Activism

Future medical professionals form pro-life group at University of Virginia

Future Medical Professionals for Life

Pro-life students at the University of Virginia recently formed a Future Medical Professionals for Life chapter and are pushing forward despite the challenges they face.

“We’re a little different than how most people view student groups,” founder and president Gavin T. Oxley, a medical anthropology, ethics and care double major, told The Daily Progress. “We’re a pre-medical, pro-life organization and we’re made up of pre-med, pre-nursing students passionate about protecting the right to life, especially since we hope to be taking the Hippocratic Oath at some point.”

Oxley said he formed the group in January after Joe Biden became president. He saw the “political atmosphere was such that it was time to take specific action in light of the current federal administration being probably the most pro-abortion presidency we’ve ever had.” Since Biden took office, conscience protections for medical professionals have been on the line, as pro-abortion politicians push to force all doctors to participate in abortions. Oxley said he wants to “preserve my own conscience rights so that I don’t have to be forced to perform abortions or feel professional pressure [from abstaining] from performing abortions.” He said he realized now was the time to get involved in the pro-life cause in order to protect his rights, the rights of other medical professionals, and the rights of preborn children.

READ: Groups press President Biden to eliminate conscience protections they deem ‘discriminatory’

Though he did receive pushback and criticism, he was able to find other pro-life students who wanted to join him. However, there were those who said, “how could I want to be a doctor if I don’t uphold bodily autonomy.” Oxley’s response: “Personally, I think I’m upholding a greater bodily autonomy by not taking unborn lives.”

The group got to work setting up informational tables after the COVID-19 restrictions were scaled back and Oxley said they had “interesting conversations” on campus. The goal was to talk to people about why they are pro-life and they were able to help change minds, especially on how abortion isn’t medically necessary and that abortion from the point of viability makes no sense. However, they did come across one pro-abortion individual who told them abortion is health care, made an obscene gesture, and called them names.

The group also knocked on over 1,000 doors in one day for the Pro-Life Future Campaign of Students for Life of America (SFLA), hosted pro-life experts on campus, worked with a local pregnancy center, and overcame vandalism. All of their efforts earned them recognition as the New Students for Life Group of the Year from SFLA.

Members of the group have dealt with criticism in person and on social media, and they also live with the valid concern that medical schools may choose to turn them away when they learn about their pro-life stance. “One of the things people have talked about is how the medical schools see us when we are applying because we are doing this in a very public way,” said Oxley. “We don’t intend to hide it, but some people are concerned that medical schools won’t accept us because of our views. It’s something we have to deal with, but it really doesn’t matter what the schools think of us. We’re doing what we believe is right and, if they turn someone down because of that, we probably don’t want to attend that school anyway.”

Those concerns are founded, as a fourth-year medical student at the University of Louisville School of Medicine learned when he was expelled just months before his scheduled graduation, allegedly because of his pro-life beliefs. Though the majority of OB/GYNs do not commit abortions, medical students are being pushed into believing that by not committing abortions they are violating a woman’s human rights. But there is no legitimate medical reason for intentionally killing a preborn human being, and Americans of every political influence know this.

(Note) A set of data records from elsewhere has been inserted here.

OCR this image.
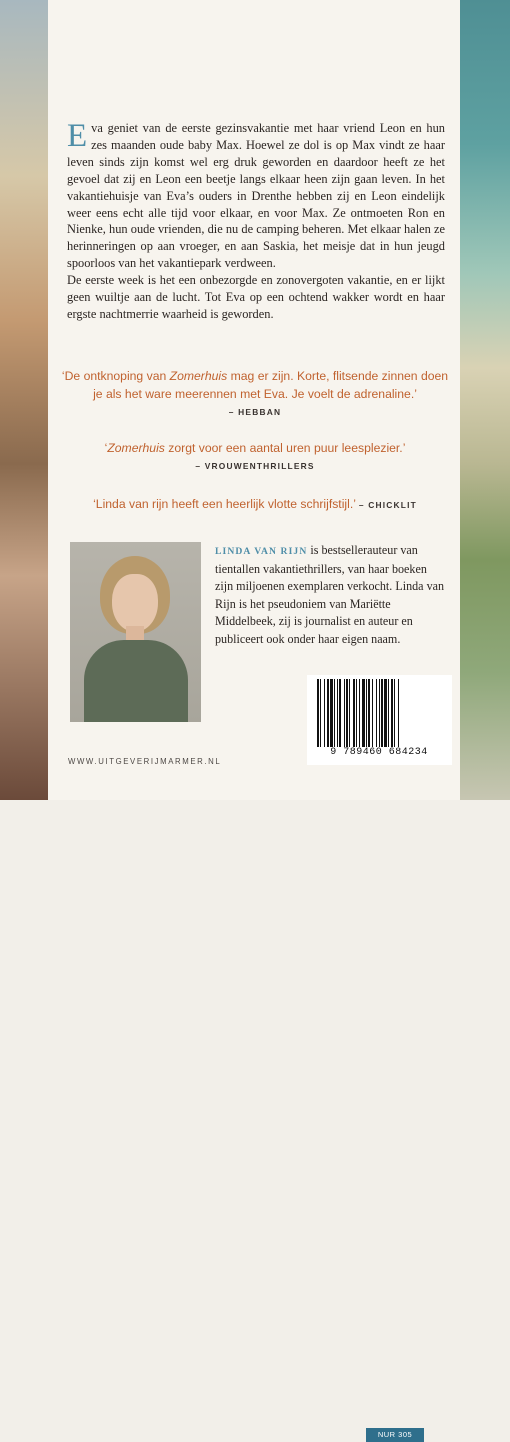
Eva geniet van de eerste gezinsvakantie met haar vriend Leon en hun zes maanden oude baby Max. Hoewel ze dol is op Max vindt ze haar leven sinds zijn komst wel erg druk geworden en daardoor heeft ze het gevoel dat zij en Leon een beetje langs elkaar heen zijn gaan leven. In het vakantiehuisje van Eva’s ouders in Drenthe hebben zij en Leon eindelijk weer eens echt alle tijd voor elkaar, en voor Max. Ze ontmoeten Ron en Nienke, hun oude vrienden, die nu de camping beheren. Met elkaar halen ze herinneringen op aan vroeger, en aan Saskia, het meisje dat in hun jeugd spoorloos van het vakantiepark verdween.
De eerste week is het een onbezorgde en zonovergoten vakantie, en er lijkt geen wuiltje aan de lucht. Tot Eva op een ochtend wakker wordt en haar ergste nachtmerrie waarheid is geworden.

‘De ontknoping van Zomerhuis mag er zijn. Korte, flitsende zinnen doen je als het ware meerennen met Eva. Je voelt de adrenaline.’
– HEBBAN
‘Zomerhuis zorgt voor een aantal uren puur leesplezier.’
– VROUWENTHRILLERS
‘Linda van rijn heeft een heerlijk vlotte schrijfstijl.’ – CHICKLIT

LINDA VAN RIJN is bestsellerauteur van tientallen vakantiethrillers, van haar boeken zijn miljoenen exemplaren verkocht. Linda van Rijn is het pseudoniem van Mariëtte Middelbeek, zij is journalist en auteur en publiceert ook onder haar eigen naam.

9 789460 684234
NUR 305
WWW.UITGEVERIJMARMER.NL
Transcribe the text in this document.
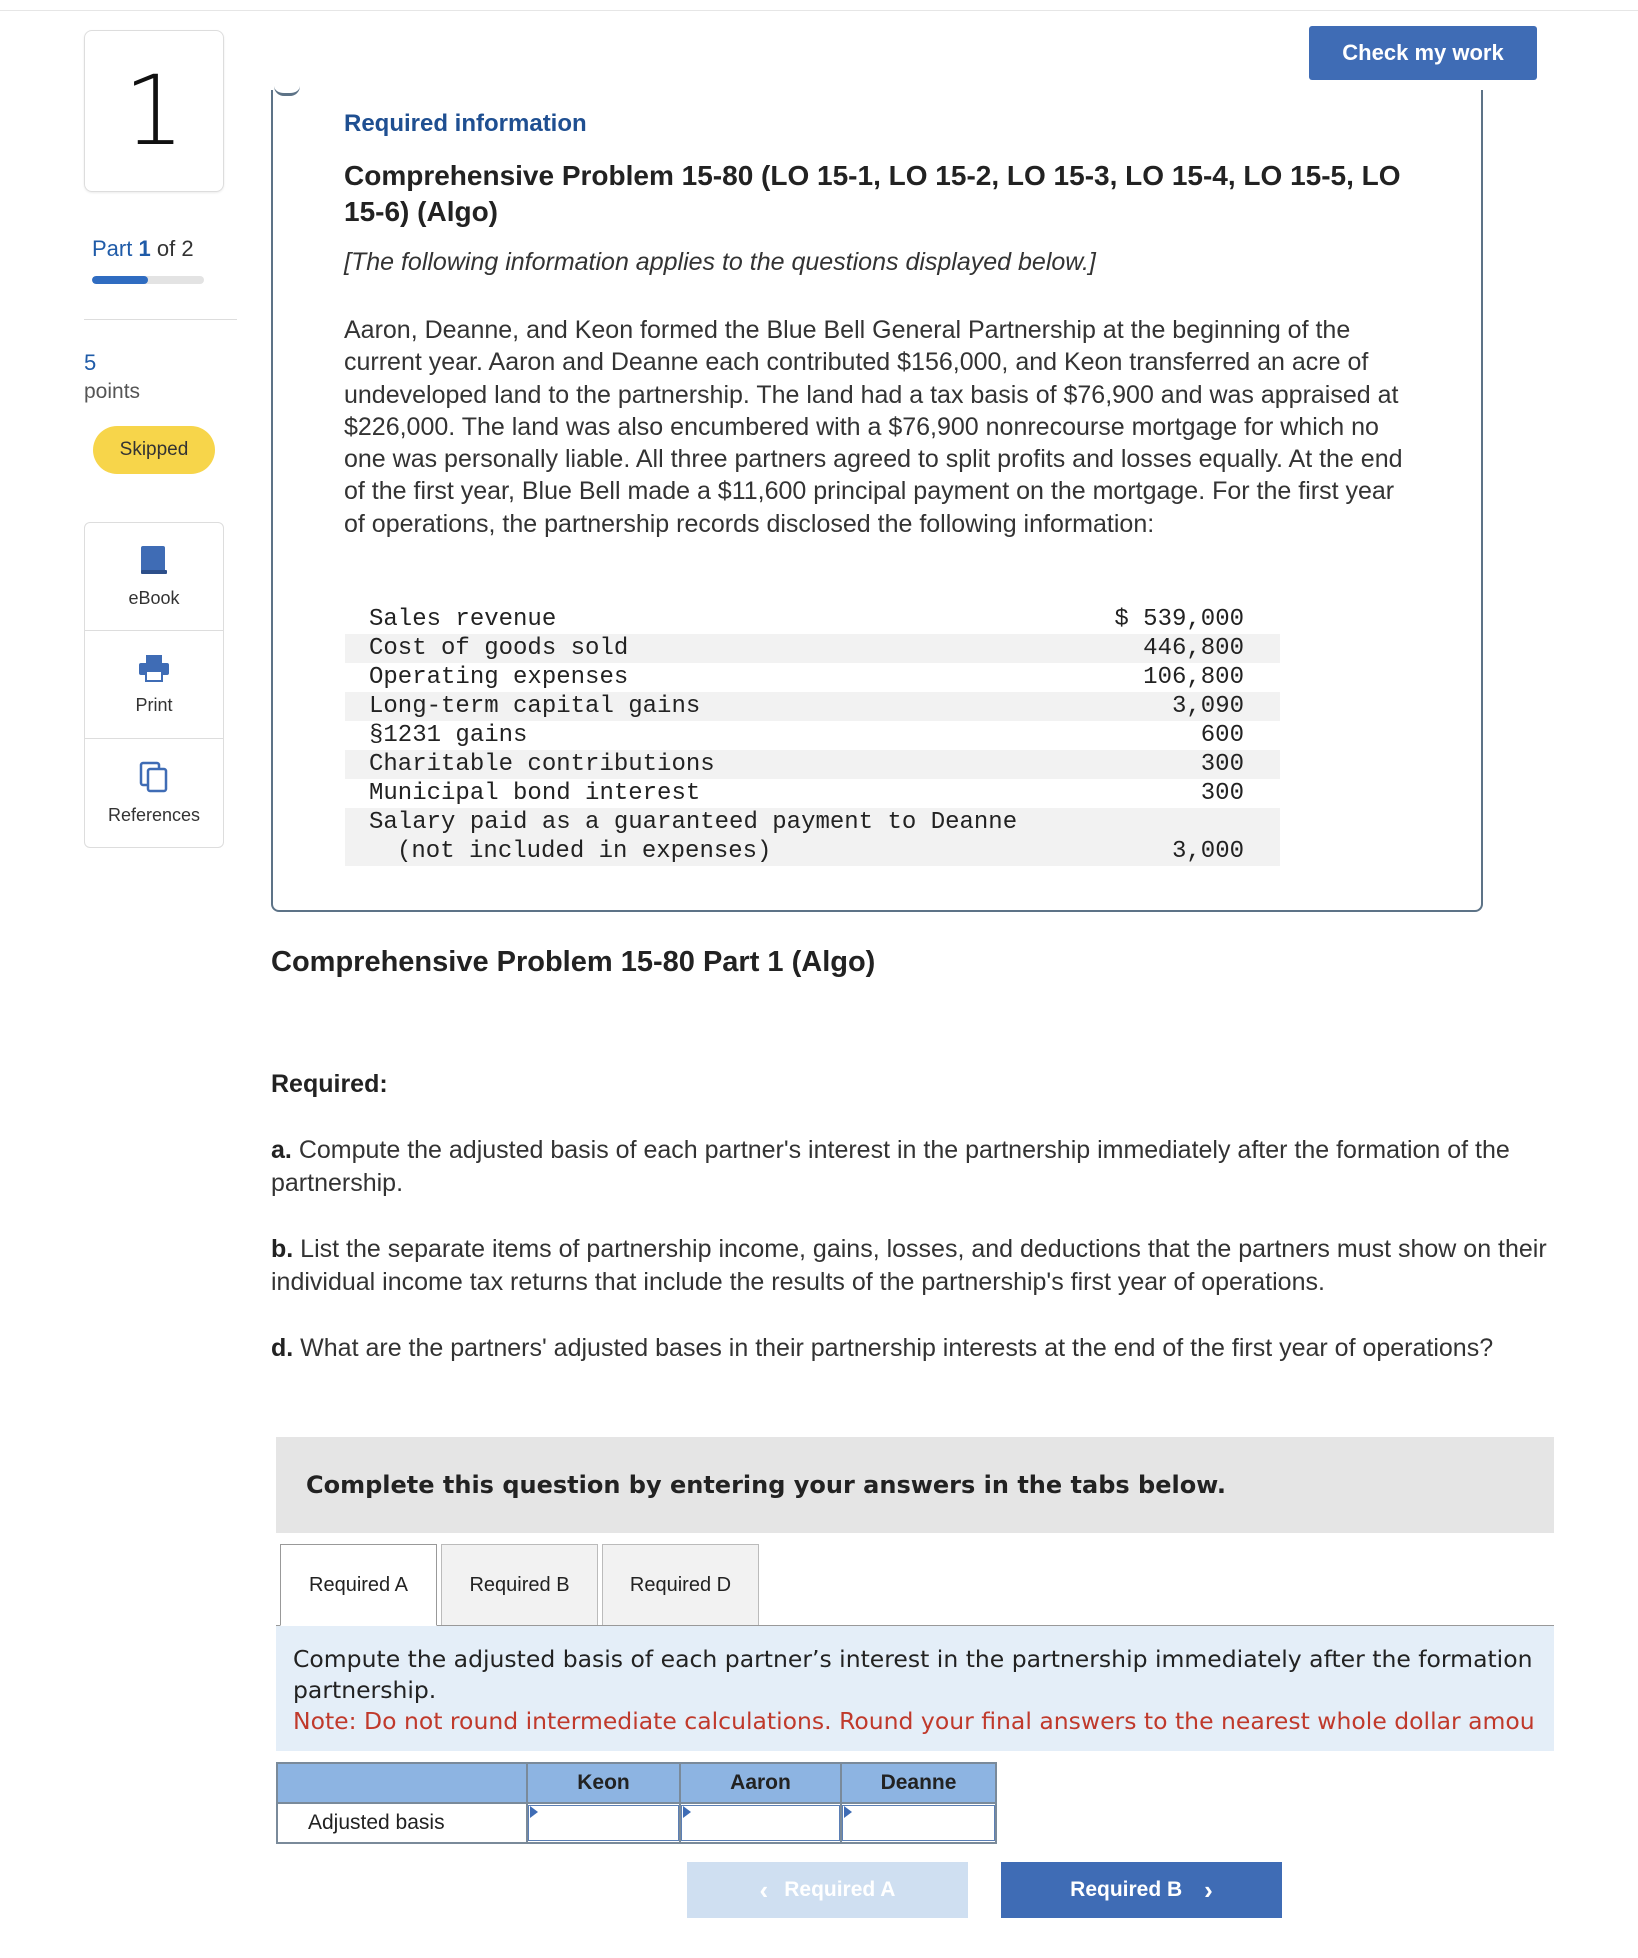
1
Part 1 of 2
5
points
Skipped
eBook
Print
References
Check my work
Required information
Comprehensive Problem 15-80 (LO 15-1, LO 15-2, LO 15-3, LO 15-4, LO 15-5, LO 15-6) (Algo)
[The following information applies to the questions displayed below.]
Aaron, Deanne, and Keon formed the Blue Bell General Partnership at the beginning of the current year. Aaron and Deanne each contributed $156,000, and Keon transferred an acre of undeveloped land to the partnership. The land had a tax basis of $76,900 and was appraised at $226,000. The land was also encumbered with a $76,900 nonrecourse mortgage for which no one was personally liable. All three partners agreed to split profits and losses equally. At the end of the first year, Blue Bell made a $11,600 principal payment on the mortgage. For the first year of operations, the partnership records disclosed the following information:
Sales revenue	$ 539,000
Cost of goods sold	446,800
Operating expenses	106,800
Long-term capital gains	3,090
§1231 gains	600
Charitable contributions	300
Municipal bond interest	300
Salary paid as a guaranteed payment to Deanne	
(not included in expenses)	3,000
Comprehensive Problem 15-80 Part 1 (Algo)
Required:
a. Compute the adjusted basis of each partner's interest in the partnership immediately after the formation of the partnership.
b. List the separate items of partnership income, gains, losses, and deductions that the partners must show on their individual income tax returns that include the results of the partnership's first year of operations.
d. What are the partners' adjusted bases in their partnership interests at the end of the first year of operations?
Complete this question by entering your answers in the tabs below.
Required A	Required B	Required D
Compute the adjusted basis of each partner’s interest in the partnership immediately after the formation
partnership.
Note: Do not round intermediate calculations. Round your final answers to the nearest whole dollar amou
	Keon	Aaron	Deanne
Adjusted basis	

‹ Required A	Required B ›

“We believe that abortion is not medically necessary and that physicians who practice abortions are not holding up their Hippocratic Oath,” said Oxley. “We’re a bipartisan group and we’re interested in having people of different political leanings in the group. We don’t believe it’s a political issue or that it should be a policy issue, but that abortion should be a human rights issue. There are groups like Democrats for Life and congressmen who are Democrats but support the pre-born, so it’s not about what party you’re in.”